Vote yes in the EUSA referendum to improve student representation

As I write, EUSA is giving its members the opportunity to change how it functions. As the elected representative for a notoriously unengaged school (Physics), I’d like to give my opinion on the major and more controversial changes.

I immediately supported the addition of a new Vice President Welfare. Students at King’s Buildings have a heavy work load, which can often lead to high levels of stress. It would be nice to have a full-time officer that is fully focused on supporting our mental health and wellbeing perhaps by pushing for shorter waiting times at the Counselling Service or making Wednesday afternoons completely free for sport and relaxation.

Interestingly, the most controversial issues seem to be those that will affect Student Council. For those who don’t know, this is a monthly meeting where students submit and vote on actions for EUSA to take forward.

A surprisingly contentious point is that elected representatives (often representing thousands of students) will get a 1.5x weighted vote. In other words, pittance, especially when representatives at student council are often vastly outnumbered by select groups who come to vote for particular motions. As a school representative, I spoke against what has become known as the “arms motion”, whose ultimate aim was to ban arms companies from careers fairs. There was however, little understanding of how it would actually affect STEM students at this university. As a representative for such people, I had no power to do anything other than speak.

It’s all well and good to say “students could have come and voted”, but let’s be honest, they don’t and until the attitude to politics at King’s Buildings changes, they likely never will. Quite frankly, most people have work to do when student council is on, or are taking a well-deserved break. At the moment, decisions made on behalf of 35,000 students are too often swayed by the ability of select groups of politically motivated students to ‘pack the room’ on particular votes. This needs to change.

The weighted voting also makes a lot of sense in the context of the new system, where contentious issues that receive between 33% and 67% of the vote at Student Council will go to campus-wide online vote. This means that elected reps could push the more controversial issues to an online vote, making it easier for students from satellite campuses (like KB and Little France) to have their say.

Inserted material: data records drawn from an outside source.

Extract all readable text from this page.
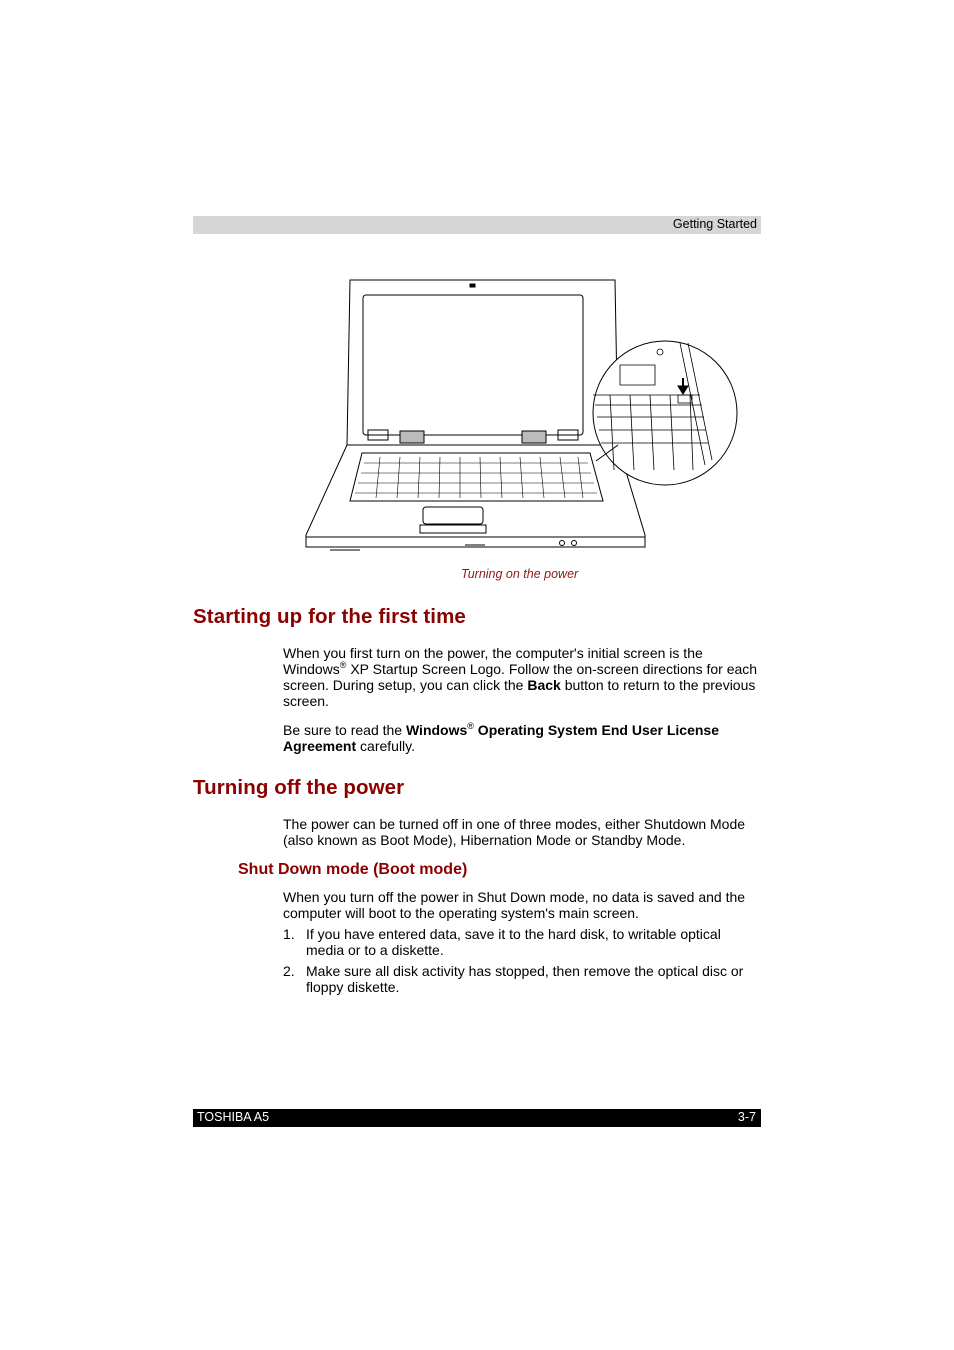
Getting Started
Turning on the power
Starting up for the first time

When you first turn on the power, the computer's initial screen is the Windows® XP Startup Screen Logo. Follow the on-screen directions for each screen. During setup, you can click the Back button to return to the previous screen.

Be sure to read the Windows® Operating System End User License Agreement carefully.

Turning off the power

The power can be turned off in one of three modes, either Shutdown Mode (also known as Boot Mode), Hibernation Mode or Standby Mode.

Shut Down mode (Boot mode)

When you turn off the power in Shut Down mode, no data is saved and the computer will boot to the operating system's main screen.

1. If you have entered data, save it to the hard disk, to writable optical media or to a diskette.
2. Make sure all disk activity has stopped, then remove the optical disc or floppy diskette.
TOSHIBA A5	3-7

The fear that there will be ‘too many referendums’ is also unfounded. This year, only two motions would have gone to online referendum – the “arms motion” and the approval of the Israel Engagement Society. Two important decisions that should have involved students who couldn’t make it to Student Council.

EUSA isn’t perfect, it still needs to involve more people from different campuses and more diverse socio-economic backgrounds. But this referendum presents a clear chance to make EUSA better and more representative of a majority of students, not just a select few. That’s why I will be voting ‘Yes’ to question 1.